切迫流産の症状の1つとされますが、現在は超音波断層法で赤ちゃんの心拍動が確認できれば、流産の確率は限りなく少ないと言われています。妊娠の経過とともに自然と消え、一方で胎盤が完成するまでの間はたびたび出血が起こることがあります。そのため、出血しないよう基本的に安静に過ごすことが求められます。
一番最初に痛みを感じる人もいる、と述べましたが、もし下腹部痛が長く続いたり、出血が続く場合には注意が必要です。女性ホルモンの乱れや血液疾患、子宮内の炎症、子宮内の血管が損傷している、子宮外妊娠などの原因が考えられます。
着床出血が起こる生理予定日1週間前から1週間後の間、少量の薄赤茶色の出血ではなく鮮血だったり、大量に出血するという場合には、流産の危険性もあります。妊娠の可能性が少しでもあるのなら、早めに病院へ受診しましょう。
着床出血や妊娠初期ではない場合、どのような理由が考えられるのかを確認してみましょう。
化学流産とは、着床の途中で妊娠が成立できなかった場合に起こります。正しくは生化学流産といい、流産と名前に含まれるものの、胎嚢が完成していないため正確には妊娠していないと判断され、流産にはカウントされません。妊娠が成立していないので、生理と同じように子宮内膜が剥がれて起こる出血です。
強い腹痛を伴う場合に考えられるのが、子宮の内部という正常な妊娠が期待できる範囲の外、たとえば卵管や卵巣などに着床してしまう子宮外妊娠です。赤ちゃんがきちんと育てる環境ではないため、妊娠継続が不可能なばかりか、卵管などで妊娠が進むと卵管が破綻、死に至るような出血が起きてお母さんの体が危険にさらされることもあります。強い腹痛や大量出血が見られる場合は、早めに病院へ受診してみましょう。
子宮頚管は子宮と膣を繋ぐ通り道で、定期的に子宮頸がんの検診を受けている人も多いかもしれません。ここにもともとあったポリープが炎症を起こし、出血するケースがあります。ポリープ自体は非常に柔らかいものの痛みはなく、万が一出血しても見逃してしまうことがあるため、できていることに気づかない人も多いようです。

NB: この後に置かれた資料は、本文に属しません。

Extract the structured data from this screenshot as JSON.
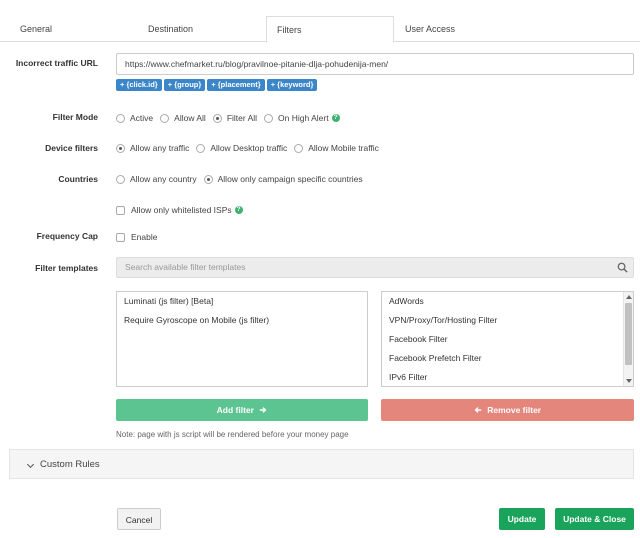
{
  "tabs": [
    {
      "label": "General"
    },
    {
      "label": "Destination"
    },
    {
      "label": "Filters"
    },
    {
      "label": "User Access"
    }
  ],
  "incorrect_traffic": {
    "label": "Incorrect traffic URL",
    "value": "https://www.chefmarket.ru/blog/pravilnoe-pitanie-dlja-pohudenija-men/",
    "tokens": [
      "+ {click.id}",
      "+ {group}",
      "+ {placement}",
      "+ {keyword}"
    ]
  },
  "filter_mode": {
    "label": "Filter Mode",
    "options": [
      "Active",
      "Allow All",
      "Filter All",
      "On High Alert"
    ],
    "selected": "Filter All"
  },
  "device_filters": {
    "label": "Device filters",
    "options": [
      "Allow any traffic",
      "Allow Desktop traffic",
      "Allow Mobile traffic"
    ],
    "selected": "Allow any traffic"
  },
  "countries": {
    "label": "Countries",
    "options": [
      "Allow any country",
      "Allow only campaign specific countries"
    ],
    "selected": "Allow only campaign specific countries"
  },
  "whitelisted_isps": {
    "label": "Allow only whitelisted ISPs",
    "checked": false
  },
  "frequency_cap": {
    "label": "Frequency Cap",
    "checkbox_label": "Enable",
    "checked": false
  },
  "filter_templates": {
    "label": "Filter templates",
    "search_placeholder": "Search available filter templates",
    "selected": [
      "Luminati (js filter) [Beta]",
      "Require Gyroscope on Mobile (js filter)"
    ],
    "available": [
      "AdWords",
      "VPN/Proxy/Tor/Hosting Filter",
      "Facebook Filter",
      "Facebook Prefetch Filter",
      "IPv6 Filter"
    ],
    "add_label": "Add filter",
    "remove_label": "Remove filter",
    "note": "Note: page with js script will be rendered before your money page"
  },
  "custom_rules": {
    "label": "Custom Rules"
  },
  "footer": {
    "cancel_label": "Cancel",
    "update_label": "Update",
    "update_close_label": "Update & Close"
  },
  "colors": {
    "token_blue": "#3a86c8",
    "add_green": "#5bc491",
    "remove_red": "#e4867c",
    "update_green": "#1aa35a",
    "help_green": "#3cb371"
  }
}
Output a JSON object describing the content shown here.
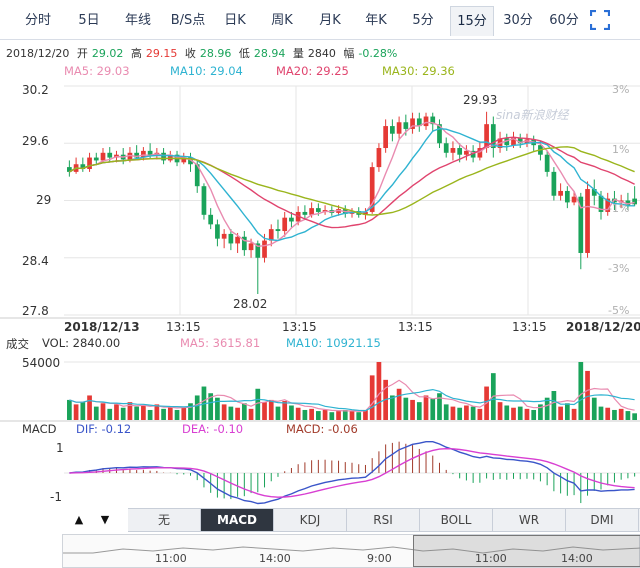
{
  "tabs": [
    {
      "label": "分时",
      "active": false
    },
    {
      "label": "5日",
      "active": false
    },
    {
      "label": "年线",
      "active": false
    },
    {
      "label": "B/S点",
      "active": false
    },
    {
      "label": "日K",
      "active": false
    },
    {
      "label": "周K",
      "active": false
    },
    {
      "label": "月K",
      "active": false
    },
    {
      "label": "年K",
      "active": false
    },
    {
      "label": "5分",
      "active": false
    },
    {
      "label": "15分",
      "active": true
    },
    {
      "label": "30分",
      "active": false
    },
    {
      "label": "60分",
      "active": false
    }
  ],
  "fullscreen_icon": "fullscreen-icon",
  "info": {
    "date": "2018/12/20",
    "open_label": "开",
    "open": "29.02",
    "high_label": "高",
    "high": "29.15",
    "close_label": "收",
    "close": "28.96",
    "low_label": "低",
    "low": "28.94",
    "vol_label": "量",
    "vol": "2840",
    "chg_label": "幅",
    "chg": "-0.28%"
  },
  "ma": [
    {
      "text": "MA5: 29.03",
      "color": "#e98bb0"
    },
    {
      "text": "MA10: 29.04",
      "color": "#2fb3d1"
    },
    {
      "text": "MA20: 29.25",
      "color": "#e0446e"
    },
    {
      "text": "MA30: 29.36",
      "color": "#9ab51c"
    }
  ],
  "watermark": "sina新浪财经",
  "price_axis": [
    "30.2",
    "29.6",
    "29",
    "28.4",
    "27.8"
  ],
  "pct_axis": [
    "3%",
    "1%",
    "-1%",
    "-3%",
    "-5%"
  ],
  "time_axis": [
    "2018/12/13",
    "13:15",
    "13:15",
    "13:15",
    "13:15",
    "2018/12/20"
  ],
  "volume": {
    "label": "成交",
    "vol_text": "VOL: 2840.00",
    "ma5_text": "MA5: 3615.81",
    "ma10_text": "MA10: 10921.15",
    "axis_top": "54000",
    "ma5_color": "#e98bb0",
    "ma10_color": "#2fb3d1"
  },
  "macd": {
    "label": "MACD",
    "dif_text": "DIF: -0.12",
    "dea_text": "DEA: -0.10",
    "macd_text": "MACD: -0.06",
    "axis": [
      "1",
      "-1"
    ],
    "dif_color": "#3a55c9",
    "dea_color": "#d83fd2",
    "macd_color": "#a13a2a"
  },
  "indicator_tabs": [
    {
      "label": "无",
      "active": false
    },
    {
      "label": "MACD",
      "active": true
    },
    {
      "label": "KDJ",
      "active": false
    },
    {
      "label": "RSI",
      "active": false
    },
    {
      "label": "BOLL",
      "active": false
    },
    {
      "label": "WR",
      "active": false
    },
    {
      "label": "DMI",
      "active": false
    }
  ],
  "nav_buttons": {
    "up": "▲",
    "down": "▼"
  },
  "navigator_labels": [
    "11:00",
    "14:00",
    "9:00",
    "11:00",
    "14:00"
  ],
  "colors": {
    "up": "#e53935",
    "down": "#1aa35a",
    "grid": "#e6e6e6"
  },
  "chart_data": {
    "type": "candlestick",
    "title": "",
    "ylim": [
      27.8,
      30.2
    ],
    "price_annotations": [
      {
        "text": "29.93",
        "value": 29.93
      },
      {
        "text": "28.02",
        "value": 28.02
      }
    ],
    "candles": [
      {
        "o": 29.35,
        "c": 29.3,
        "h": 29.42,
        "l": 29.25
      },
      {
        "o": 29.3,
        "c": 29.38,
        "h": 29.45,
        "l": 29.28
      },
      {
        "o": 29.38,
        "c": 29.33,
        "h": 29.45,
        "l": 29.3
      },
      {
        "o": 29.33,
        "c": 29.45,
        "h": 29.5,
        "l": 29.3
      },
      {
        "o": 29.45,
        "c": 29.42,
        "h": 29.5,
        "l": 29.38
      },
      {
        "o": 29.42,
        "c": 29.5,
        "h": 29.55,
        "l": 29.4
      },
      {
        "o": 29.5,
        "c": 29.45,
        "h": 29.56,
        "l": 29.4
      },
      {
        "o": 29.45,
        "c": 29.48,
        "h": 29.52,
        "l": 29.4
      },
      {
        "o": 29.48,
        "c": 29.43,
        "h": 29.55,
        "l": 29.38
      },
      {
        "o": 29.43,
        "c": 29.5,
        "h": 29.56,
        "l": 29.4
      },
      {
        "o": 29.5,
        "c": 29.45,
        "h": 29.58,
        "l": 29.42
      },
      {
        "o": 29.45,
        "c": 29.52,
        "h": 29.56,
        "l": 29.42
      },
      {
        "o": 29.52,
        "c": 29.47,
        "h": 29.6,
        "l": 29.44
      },
      {
        "o": 29.47,
        "c": 29.5,
        "h": 29.55,
        "l": 29.43
      },
      {
        "o": 29.5,
        "c": 29.42,
        "h": 29.55,
        "l": 29.38
      },
      {
        "o": 29.42,
        "c": 29.48,
        "h": 29.52,
        "l": 29.4
      },
      {
        "o": 29.48,
        "c": 29.4,
        "h": 29.52,
        "l": 29.36
      },
      {
        "o": 29.4,
        "c": 29.45,
        "h": 29.5,
        "l": 29.38
      },
      {
        "o": 29.45,
        "c": 29.38,
        "h": 29.5,
        "l": 29.3
      },
      {
        "o": 29.38,
        "c": 29.15,
        "h": 29.42,
        "l": 29.08
      },
      {
        "o": 29.15,
        "c": 28.85,
        "h": 29.18,
        "l": 28.8
      },
      {
        "o": 28.85,
        "c": 28.75,
        "h": 28.92,
        "l": 28.7
      },
      {
        "o": 28.75,
        "c": 28.6,
        "h": 28.8,
        "l": 28.52
      },
      {
        "o": 28.6,
        "c": 28.65,
        "h": 28.7,
        "l": 28.5
      },
      {
        "o": 28.65,
        "c": 28.55,
        "h": 28.7,
        "l": 28.48
      },
      {
        "o": 28.55,
        "c": 28.62,
        "h": 28.66,
        "l": 28.45
      },
      {
        "o": 28.62,
        "c": 28.48,
        "h": 28.68,
        "l": 28.42
      },
      {
        "o": 28.48,
        "c": 28.55,
        "h": 28.6,
        "l": 28.4
      },
      {
        "o": 28.55,
        "c": 28.4,
        "h": 28.58,
        "l": 28.02
      },
      {
        "o": 28.4,
        "c": 28.58,
        "h": 28.65,
        "l": 28.35
      },
      {
        "o": 28.58,
        "c": 28.7,
        "h": 28.75,
        "l": 28.52
      },
      {
        "o": 28.7,
        "c": 28.68,
        "h": 28.8,
        "l": 28.6
      },
      {
        "o": 28.68,
        "c": 28.82,
        "h": 28.88,
        "l": 28.62
      },
      {
        "o": 28.82,
        "c": 28.78,
        "h": 28.88,
        "l": 28.72
      },
      {
        "o": 28.78,
        "c": 28.88,
        "h": 28.94,
        "l": 28.74
      },
      {
        "o": 28.88,
        "c": 28.85,
        "h": 28.95,
        "l": 28.8
      },
      {
        "o": 28.85,
        "c": 28.92,
        "h": 28.98,
        "l": 28.82
      },
      {
        "o": 28.92,
        "c": 28.88,
        "h": 28.97,
        "l": 28.84
      },
      {
        "o": 28.88,
        "c": 28.9,
        "h": 28.95,
        "l": 28.85
      },
      {
        "o": 28.9,
        "c": 28.87,
        "h": 28.94,
        "l": 28.84
      },
      {
        "o": 28.87,
        "c": 28.91,
        "h": 28.95,
        "l": 28.84
      },
      {
        "o": 28.91,
        "c": 28.86,
        "h": 28.95,
        "l": 28.82
      },
      {
        "o": 28.86,
        "c": 28.89,
        "h": 28.92,
        "l": 28.82
      },
      {
        "o": 28.89,
        "c": 28.85,
        "h": 28.93,
        "l": 28.82
      },
      {
        "o": 28.85,
        "c": 28.88,
        "h": 28.92,
        "l": 28.8
      },
      {
        "o": 28.88,
        "c": 29.35,
        "h": 29.4,
        "l": 28.86
      },
      {
        "o": 29.35,
        "c": 29.55,
        "h": 29.6,
        "l": 29.3
      },
      {
        "o": 29.55,
        "c": 29.78,
        "h": 29.85,
        "l": 29.5
      },
      {
        "o": 29.78,
        "c": 29.7,
        "h": 29.85,
        "l": 29.62
      },
      {
        "o": 29.7,
        "c": 29.82,
        "h": 29.88,
        "l": 29.65
      },
      {
        "o": 29.82,
        "c": 29.75,
        "h": 29.9,
        "l": 29.68
      },
      {
        "o": 29.75,
        "c": 29.86,
        "h": 29.92,
        "l": 29.7
      },
      {
        "o": 29.86,
        "c": 29.78,
        "h": 29.92,
        "l": 29.72
      },
      {
        "o": 29.78,
        "c": 29.88,
        "h": 29.92,
        "l": 29.74
      },
      {
        "o": 29.88,
        "c": 29.8,
        "h": 29.92,
        "l": 29.72
      },
      {
        "o": 29.8,
        "c": 29.6,
        "h": 29.85,
        "l": 29.55
      },
      {
        "o": 29.6,
        "c": 29.5,
        "h": 29.66,
        "l": 29.45
      },
      {
        "o": 29.5,
        "c": 29.55,
        "h": 29.62,
        "l": 29.42
      },
      {
        "o": 29.55,
        "c": 29.48,
        "h": 29.6,
        "l": 29.4
      },
      {
        "o": 29.48,
        "c": 29.52,
        "h": 29.58,
        "l": 29.42
      },
      {
        "o": 29.52,
        "c": 29.45,
        "h": 29.58,
        "l": 29.4
      },
      {
        "o": 29.45,
        "c": 29.55,
        "h": 29.62,
        "l": 29.42
      },
      {
        "o": 29.55,
        "c": 29.8,
        "h": 29.93,
        "l": 29.5
      },
      {
        "o": 29.8,
        "c": 29.55,
        "h": 29.88,
        "l": 29.45
      },
      {
        "o": 29.55,
        "c": 29.65,
        "h": 29.72,
        "l": 29.5
      },
      {
        "o": 29.65,
        "c": 29.58,
        "h": 29.7,
        "l": 29.52
      },
      {
        "o": 29.58,
        "c": 29.66,
        "h": 29.72,
        "l": 29.55
      },
      {
        "o": 29.66,
        "c": 29.6,
        "h": 29.7,
        "l": 29.55
      },
      {
        "o": 29.6,
        "c": 29.64,
        "h": 29.7,
        "l": 29.56
      },
      {
        "o": 29.64,
        "c": 29.58,
        "h": 29.68,
        "l": 29.52
      },
      {
        "o": 29.58,
        "c": 29.48,
        "h": 29.62,
        "l": 29.42
      },
      {
        "o": 29.48,
        "c": 29.3,
        "h": 29.52,
        "l": 29.25
      },
      {
        "o": 29.3,
        "c": 29.05,
        "h": 29.35,
        "l": 29.0
      },
      {
        "o": 29.05,
        "c": 29.1,
        "h": 29.18,
        "l": 29.0
      },
      {
        "o": 29.1,
        "c": 28.98,
        "h": 29.15,
        "l": 28.92
      },
      {
        "o": 28.98,
        "c": 29.04,
        "h": 29.1,
        "l": 28.95
      },
      {
        "o": 29.04,
        "c": 28.45,
        "h": 29.08,
        "l": 28.28
      },
      {
        "o": 28.45,
        "c": 29.12,
        "h": 29.2,
        "l": 28.4
      },
      {
        "o": 29.12,
        "c": 29.05,
        "h": 29.22,
        "l": 28.95
      },
      {
        "o": 29.05,
        "c": 28.88,
        "h": 29.1,
        "l": 28.8
      },
      {
        "o": 28.88,
        "c": 29.02,
        "h": 29.08,
        "l": 28.84
      },
      {
        "o": 29.02,
        "c": 28.98,
        "h": 29.1,
        "l": 28.9
      },
      {
        "o": 28.98,
        "c": 29.0,
        "h": 29.06,
        "l": 28.92
      },
      {
        "o": 29.0,
        "c": 28.94,
        "h": 29.08,
        "l": 28.9
      },
      {
        "o": 29.02,
        "c": 28.96,
        "h": 29.15,
        "l": 28.94
      }
    ],
    "volumes": [
      18,
      14,
      16,
      22,
      12,
      15,
      10,
      14,
      11,
      16,
      12,
      13,
      9,
      14,
      10,
      12,
      9,
      11,
      15,
      22,
      30,
      24,
      20,
      14,
      12,
      11,
      15,
      10,
      28,
      16,
      18,
      12,
      17,
      13,
      11,
      9,
      10,
      8,
      9,
      7,
      8,
      9,
      8,
      7,
      9,
      40,
      52,
      36,
      22,
      28,
      20,
      18,
      16,
      22,
      19,
      24,
      14,
      12,
      11,
      13,
      12,
      10,
      30,
      42,
      16,
      13,
      11,
      12,
      10,
      9,
      14,
      20,
      26,
      12,
      15,
      10,
      52,
      44,
      20,
      12,
      11,
      9,
      10,
      8,
      6
    ]
  }
}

細菌が感染すると、びらんや膣炎が生じることがあります。びらんは子宮の入り口が炎症がおこるかどうかの1歩手前であり、内服治療や殺菌することで治せます。膣炎も同様ですが、どちらも炎症が激しくなると出血してしまうことがあります。
妊娠の可能性がある時期に出血すると、ついつい慌ててしまいがちです。まずは落ち着いて自分の状況を確認しましょう。実はただの生理だったりと、緊急性が低いものも多いためです。普段の生理より出血が多いかどうか、いつ頃始まったのか、あるいは気が付いたのか、どのくらい出血が続いているのかを確認しましょう。
そして産婦人科に連絡を入れて、受診が必要かどうか判断を仰ぎます。緊急性やその後の対応について、教えてもらえます。焦って向かうとより出血してしまう場合もあるため、まずは落ち着いて対応しましょう。